If you choose a letter from English plaintext at random, then choose again at random, you have approximately a 2 out of 30 probability (0.0667) that you chose the same letter both times. This probability has been determined through frequency studies.

If you calculate the probability of coincidences for a text, then calculate the ratio of that probability to the probability of random coincidences in the English language, this is the index of coincidence.

The Index of Coincidence for English Plaintext

The typical index of coincidence for English plaintext, therefore, is calculated by dividing the plaintext probability ( 0.0667 as mentioned above) by the random probability ( 0.0385 as mentioned above). The resulting number is
0.0667 / 0.0385 = 1.73
The index of coincidence of an English plaintext message is usually between 1.50 and 2.00. The larger the message, the closer it should be to 1.73.

How to Calculate the Index of Coincidence of a Given Text: The Monographic Phi Test

A typical way to calculate the Index of Coincidence is the Monographic Phi Test. It is called Monographic because it deals with one letter at a time. The greek letter φ is used to represent the number of coincidences in a text. The numbers above may sometimes be referred to as φr for probabilities of coincidence in a random text (0.0385) and φp for probabilities of coincidence in English plaintext (0.0667).

The first step to calculating the index of coincidence of a given text is to count how many times each letter occurs. For example:

RIP VAN WINKLE
R = 1
I = 2
P = 1
V = 1
A = 1
N = 2
W = 1
K = 1
L = 1
E = 1

Next, for each frequency above, which I'll refer to as f, calculate f * (f - 1). In other words:

RIP VAN WINKLE
R = 1 → 1 * 0 = 0
I = 2 → 2 * 1 = 2
P = 1 → 1 * 0 = 0
V = 1 → 1 * 0 = 0
A = 1 → 1 * 0 = 0
N = 2 → 2 * 1 = 2
W = 1 → 1 * 0 = 0
K = 1 → 1 * 0 = 0
L = 1 → 1 * 0 = 0
E = 1 → 1 * 0 = 0

Next, add up the resulting numbers from the previous step. In this example: 2 + 2 = 4. Call this number φo (where O stands for observed coincidences).

Next, count how many total letters are in the text. I'll call this number N. For example:

RIP VAN WINKLE → 12 letters

Next, multiply the probability of coincidences in a random text (0.0385 as mentioned above) by
N * (N - 1)
where N is the total letter count from above. In this example: 0.0385 * 12 * 11 = 5.077. This is φr, where r stands for random coincidences.

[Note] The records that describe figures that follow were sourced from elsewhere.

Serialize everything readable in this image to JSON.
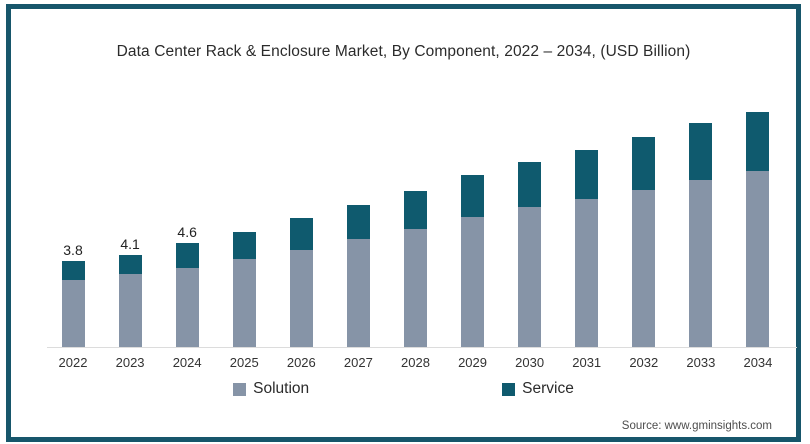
{
  "title": "Data Center Rack & Enclosure Market, By Component, 2022 – 2034, (USD Billion)",
  "source_text": "Source: www.gminsights.com",
  "colors": {
    "frame_border": "#17566b",
    "solution": "#8694a7",
    "service": "#0f5a6e",
    "baseline": "#dcdcdc"
  },
  "legend": [
    {
      "label": "Solution",
      "color": "#8694a7"
    },
    {
      "label": "Service",
      "color": "#0f5a6e"
    }
  ],
  "chart_data": {
    "type": "bar",
    "stacked": true,
    "title": "Data Center Rack & Enclosure Market, By Component, 2022 – 2034, (USD Billion)",
    "categories": [
      "2022",
      "2023",
      "2024",
      "2025",
      "2026",
      "2027",
      "2028",
      "2029",
      "2030",
      "2031",
      "2032",
      "2033",
      "2034"
    ],
    "series": [
      {
        "name": "Solution",
        "color": "#8694a7",
        "values": [
          2.95,
          3.25,
          3.5,
          3.9,
          4.3,
          4.8,
          5.2,
          5.75,
          6.2,
          6.55,
          6.95,
          7.4,
          7.8
        ]
      },
      {
        "name": "Service",
        "color": "#0f5a6e",
        "values": [
          0.85,
          0.85,
          1.1,
          1.2,
          1.4,
          1.5,
          1.7,
          1.85,
          2.0,
          2.15,
          2.35,
          2.5,
          2.6
        ]
      }
    ],
    "totals": [
      3.8,
      4.1,
      4.6,
      5.1,
      5.7,
      6.3,
      6.9,
      7.6,
      8.2,
      8.7,
      9.3,
      9.9,
      10.4
    ],
    "data_labels": [
      "3.8",
      "4.1",
      "4.6",
      "",
      "",
      "",
      "",
      "",
      "",
      "",
      "",
      "",
      ""
    ],
    "xlabel": "",
    "ylabel": "",
    "ylim": [
      0,
      11
    ],
    "grid": false,
    "legend_position": "bottom"
  }
}
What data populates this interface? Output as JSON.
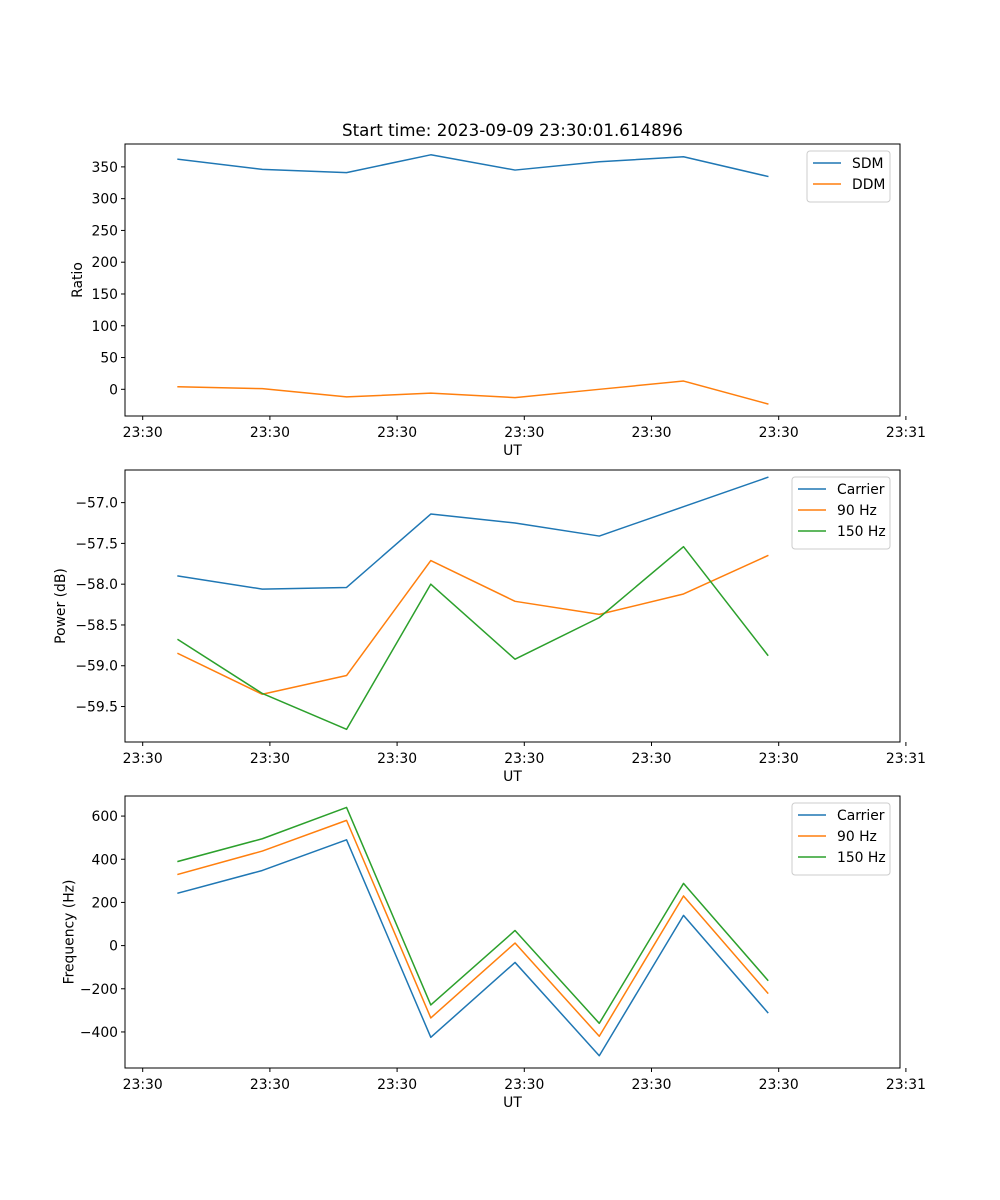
{
  "figure_title": "Start time: 2023-09-09 23:30:01.614896",
  "colors": {
    "series1": "#1f77b4",
    "series2": "#ff7f0e",
    "series3": "#2ca02c",
    "axes": "#000000",
    "legend_border": "#cccccc",
    "background": "#ffffff"
  },
  "chart_data": [
    {
      "type": "line",
      "title": "Start time: 2023-09-09 23:30:01.614896",
      "xlabel": "UT",
      "ylabel": "Ratio",
      "x": [
        1,
        2,
        3,
        4,
        5,
        6,
        7,
        8
      ],
      "xlim": [
        0.37,
        9.57
      ],
      "ylim": [
        -42,
        386
      ],
      "xticks": [
        0.58,
        2.09,
        3.6,
        5.11,
        6.62,
        8.13,
        9.64
      ],
      "xtick_labels": [
        "23:30",
        "23:30",
        "23:30",
        "23:30",
        "23:30",
        "23:30",
        "23:31"
      ],
      "yticks": [
        0,
        50,
        100,
        150,
        200,
        250,
        300,
        350
      ],
      "ytick_labels": [
        "0",
        "50",
        "100",
        "150",
        "200",
        "250",
        "300",
        "350"
      ],
      "legend_position": "top-right",
      "series": [
        {
          "name": "SDM",
          "color": "#1f77b4",
          "values": [
            362,
            346,
            341,
            369,
            345,
            358,
            366,
            335
          ]
        },
        {
          "name": "DDM",
          "color": "#ff7f0e",
          "values": [
            4,
            1,
            -12,
            -6,
            -13,
            0,
            13,
            -23
          ]
        }
      ]
    },
    {
      "type": "line",
      "title": "",
      "xlabel": "UT",
      "ylabel": "Power (dB)",
      "x": [
        1,
        2,
        3,
        4,
        5,
        6,
        7,
        8
      ],
      "xlim": [
        0.37,
        9.57
      ],
      "ylim": [
        -59.935,
        -56.6
      ],
      "xticks": [
        0.58,
        2.09,
        3.6,
        5.11,
        6.62,
        8.13,
        9.64
      ],
      "xtick_labels": [
        "23:30",
        "23:30",
        "23:30",
        "23:30",
        "23:30",
        "23:30",
        "23:31"
      ],
      "yticks": [
        -59.5,
        -59.0,
        -58.5,
        -58.0,
        -57.5,
        -57.0
      ],
      "ytick_labels": [
        "−59.5",
        "−59.0",
        "−58.5",
        "−58.0",
        "−57.5",
        "−57.0"
      ],
      "legend_position": "top-right",
      "series": [
        {
          "name": "Carrier",
          "color": "#1f77b4",
          "values": [
            -57.9,
            -58.06,
            -58.04,
            -57.14,
            -57.25,
            -57.41,
            -57.05,
            -56.69
          ]
        },
        {
          "name": "90 Hz",
          "color": "#ff7f0e",
          "values": [
            -58.85,
            -59.35,
            -59.12,
            -57.71,
            -58.21,
            -58.37,
            -58.12,
            -57.65
          ]
        },
        {
          "name": "150 Hz",
          "color": "#2ca02c",
          "values": [
            -58.68,
            -59.34,
            -59.78,
            -58.0,
            -58.92,
            -58.41,
            -57.54,
            -58.87
          ]
        }
      ]
    },
    {
      "type": "line",
      "title": "",
      "xlabel": "UT",
      "ylabel": "Frequency (Hz)",
      "x": [
        1,
        2,
        3,
        4,
        5,
        6,
        7,
        8
      ],
      "xlim": [
        0.37,
        9.57
      ],
      "ylim": [
        -567,
        693
      ],
      "xticks": [
        0.58,
        2.09,
        3.6,
        5.11,
        6.62,
        8.13,
        9.64
      ],
      "xtick_labels": [
        "23:30",
        "23:30",
        "23:30",
        "23:30",
        "23:30",
        "23:30",
        "23:31"
      ],
      "yticks": [
        -400,
        -200,
        0,
        200,
        400,
        600
      ],
      "ytick_labels": [
        "−400",
        "−200",
        "0",
        "200",
        "400",
        "600"
      ],
      "legend_position": "top-right",
      "series": [
        {
          "name": "Carrier",
          "color": "#1f77b4",
          "values": [
            243,
            348,
            490,
            -425,
            -78,
            -510,
            140,
            -310
          ]
        },
        {
          "name": "90 Hz",
          "color": "#ff7f0e",
          "values": [
            330,
            438,
            580,
            -335,
            12,
            -420,
            230,
            -220
          ]
        },
        {
          "name": "150 Hz",
          "color": "#2ca02c",
          "values": [
            390,
            495,
            640,
            -275,
            70,
            -360,
            288,
            -160
          ]
        }
      ]
    }
  ]
}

Finally, divide the φo from the earlier step by the φr from the above step. In this example: 4 / 5.077 = 0.788. The index of coincidence for the text "RIP VAN WINKLE" is 0.788.

Interpreting Index of Coincidence

As mentioned above, the index of coincidence of an English plaintext message is usually between 1.50 and 2.00 if the message consists of 50 or more letters. The larger the message, the closer it should be to 1.73.

The monographic phi test is not very reliable for texts that are 50 letters or shorter in length, such as the example on this page.

If a text is composed of random letters, its index of coincidence is likely to be around 1.00, typically falling between 0.75 and 1.25 if the text consists of 50 or more letters. The longer the text, the closer it will be to 1.00.

If ciphertext was encrypted with a polyalphabetic system such as the Vigenère cipher, its IC will resemble that of random text, and will therefore be around 1.00.